Правда, открыть глаза у меня не получилось – веки мне больше не подчинялись. Как, впрочем, и губы, и руки с ногами… за то время, что я провалялся в беспамятстве, меня парализовало полностью. Так что я больше не мог ни моргнуть, ни покоситься по сторонам, ни даже вдохнуть толком. Поэтому дышал лишь тем воздухом, что потихоньку просачивался через ноздри и полуоткрытый рот. А видел исключительно потому, что потяжелевшие веки так до конца и не опустились, застыв где‑то на середине пути.
Плакал, как оказалось, улишш. Точнее, Первый – единственный, кого не покусали, и кто не успел нахлебаться ядовитой крови. Придя в себя, он, похоже, выбрался с изнанки, затем дополз до меня и какое‑то время пытался привести в чувство. Быть может, даже куснул пару раз. А убедившись, что хозяин в отключке и не реагирует ни на что, малыш каким‑то чудом разбудил Ули и они уже вдвоем принялись меня теребить.
Да, Ули я тоже слышал, хотя и не сразу сообразил, что воют они на два голоса и не только вслух. Похоже, мелкий пришел в себя одновременно с Первым – слишком уж тесно они были связаны. А как только я очнулся, оба с облегчением выдохнули и один за другим буквально завалили меня чередой мыслеобразов.
«Тише… не так быстро… – простонал я, еще плохо соображая, что к чему. – Да, я понял, что все живые. Только парализованные, кроме тебя и Первого. Что? У него ребра сломаны? И задние лапы перебиты? Плохо. Надо бы подлечить… да. Знаю, что от меня сейчас никакого проку – сам едва дышу. Что делать, что делать… Не знаю! Голова совсем не работает… и жрать хочу… скажи малышу – пусть попробует освободить Пакость. На нее‑то яд точно не подействовал».
Ули затих, и через некоторое время я услышал шорох. Затем увидел, как Первый с усилием подтягивается на передних лапах, волоча за собой изувеченную нижнюю половину тела. Сжал челюсти, недобрым словом помянув и тварь, которая его ранила, и Реза, который бросил меня тут подыхать.
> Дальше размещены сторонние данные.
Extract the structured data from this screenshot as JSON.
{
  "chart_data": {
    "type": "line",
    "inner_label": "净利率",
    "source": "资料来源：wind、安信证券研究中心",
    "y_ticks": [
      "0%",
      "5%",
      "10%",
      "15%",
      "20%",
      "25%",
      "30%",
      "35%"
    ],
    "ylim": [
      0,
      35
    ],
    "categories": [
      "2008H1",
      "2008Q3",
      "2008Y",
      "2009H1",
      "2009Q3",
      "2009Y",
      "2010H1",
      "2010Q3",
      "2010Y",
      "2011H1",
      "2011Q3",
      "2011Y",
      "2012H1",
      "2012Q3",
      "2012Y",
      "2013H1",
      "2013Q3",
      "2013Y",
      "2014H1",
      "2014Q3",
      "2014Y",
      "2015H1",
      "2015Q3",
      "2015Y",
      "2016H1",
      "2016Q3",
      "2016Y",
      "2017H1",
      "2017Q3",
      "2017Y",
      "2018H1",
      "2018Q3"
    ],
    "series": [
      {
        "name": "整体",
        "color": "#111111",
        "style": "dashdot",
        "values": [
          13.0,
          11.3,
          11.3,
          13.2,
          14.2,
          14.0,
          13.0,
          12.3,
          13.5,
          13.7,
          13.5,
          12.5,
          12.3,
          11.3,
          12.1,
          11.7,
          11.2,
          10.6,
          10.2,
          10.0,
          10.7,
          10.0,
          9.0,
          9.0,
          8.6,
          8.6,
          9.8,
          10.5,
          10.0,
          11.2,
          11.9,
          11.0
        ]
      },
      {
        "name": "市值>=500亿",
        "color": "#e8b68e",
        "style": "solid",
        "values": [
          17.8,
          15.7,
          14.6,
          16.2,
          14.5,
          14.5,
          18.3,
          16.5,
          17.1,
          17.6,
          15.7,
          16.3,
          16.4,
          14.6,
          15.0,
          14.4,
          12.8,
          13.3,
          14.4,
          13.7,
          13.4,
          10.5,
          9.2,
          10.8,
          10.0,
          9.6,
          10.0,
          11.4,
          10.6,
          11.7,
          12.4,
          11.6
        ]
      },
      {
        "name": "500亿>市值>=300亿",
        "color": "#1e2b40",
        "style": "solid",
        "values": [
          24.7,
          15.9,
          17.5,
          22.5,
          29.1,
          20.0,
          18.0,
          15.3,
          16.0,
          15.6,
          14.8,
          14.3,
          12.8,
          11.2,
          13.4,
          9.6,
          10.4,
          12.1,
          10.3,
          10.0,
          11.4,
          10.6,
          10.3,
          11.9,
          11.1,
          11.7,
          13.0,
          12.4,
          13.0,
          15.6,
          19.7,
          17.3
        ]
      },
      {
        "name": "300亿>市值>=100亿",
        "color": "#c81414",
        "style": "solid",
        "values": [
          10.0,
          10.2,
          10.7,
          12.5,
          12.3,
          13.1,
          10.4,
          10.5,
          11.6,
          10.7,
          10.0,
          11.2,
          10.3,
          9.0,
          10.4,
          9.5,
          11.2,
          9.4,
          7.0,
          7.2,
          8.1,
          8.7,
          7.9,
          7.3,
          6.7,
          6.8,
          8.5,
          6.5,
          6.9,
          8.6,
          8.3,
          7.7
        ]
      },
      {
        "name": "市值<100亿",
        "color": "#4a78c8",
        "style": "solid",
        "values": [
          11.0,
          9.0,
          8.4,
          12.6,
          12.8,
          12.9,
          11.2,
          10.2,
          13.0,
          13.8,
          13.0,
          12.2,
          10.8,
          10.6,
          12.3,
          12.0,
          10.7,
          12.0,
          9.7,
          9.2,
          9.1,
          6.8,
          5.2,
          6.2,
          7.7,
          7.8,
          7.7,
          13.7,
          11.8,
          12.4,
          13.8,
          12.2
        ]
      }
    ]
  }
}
Затем Первый пропал из виду. Вскоре после этого я услышал тихий скребущий звук, с которым малыш, вероятно, пытался открыть крохотный замочек на шкатулке. Затем послышался раздраженный рык. Яростный скрежет зубов о дерево. И, наконец, звонкий щелчок отлетевшей защелки, практически слившийся со стуком откидываемой крышки и полным непередаваемой злости шипением Пакости.
«Умница, – устало подумал я, когда комнату огласил воинственный писк выбравшейся на свободу нурры. – Давай, мелкая, иди сюда. Может, ты придумаешь для меня противоядие?»
Нурра, издав еще один яростный писк, метнулась к моему лицу. Заглянула в глаза, потрогала лапками веки, обнюхала, потеребила за щеки, облизала. Поняв, что от меня нет никакой реакции, беспокойно запрыгала вокруг. Куда‑то исчезла. Затем снова вернулась, встревоженно пища и настойчиво пытаясь поймать мой взгляд. Наконец, ей что‑то рыкнул притащившийся обратно Первый. Они какое‑то время о чем‑то говорили. О своем, нуррячьем. После чего Пакость снова пытливо заглянула мне в глаза и… вдруг со всей силы цапнула за оттопыренную губу.
«Молодец, – с облегчением подумал я, увидев ее окровавленную мордочку. – Давай, анализируй состав, химзавод ты мой доморощенный. Только быстрее, пока я не подох».
Нурра и впрямь о чем‑то задумалась, слизывая с носа кровь. Потом подпрыгнула, обрадованно пискнула и стрелой метнулась прочь, едва не опрокинув Первого навзничь.
Вскоре неподалеку послышался дикий скрежет и адский хруст, словно в комнате заработала камнедробилка. Что именно ломает и пожирает нурра, я не знал, но через Ули и Первого видел, с какой бешеной скоростью мечется среди наваленных вещей маленькая Пакость и с устрашающей скоростью уничтожает все, что попадалось под руку. Она ела все: сваленные в кучу тюки с одеждой, ковры, на ходу выгрызая в них широкие дорожки. Пробила бок у какого‑то сундука, протаранив его, будто маленький броненосец, затем завозилась внутри, с устрашающим хрустом смолотила спрятанные там вещи. Затем проделала еще одну дыру. Кинулась к другому сундуку. Обчистила еще и его. После чего ненадолго затихла. Посопела, подумала. Но вскоре маленьким ураганом метнулась обратно к нам и протянула ярко‑серебристую капельку какого‑то желе.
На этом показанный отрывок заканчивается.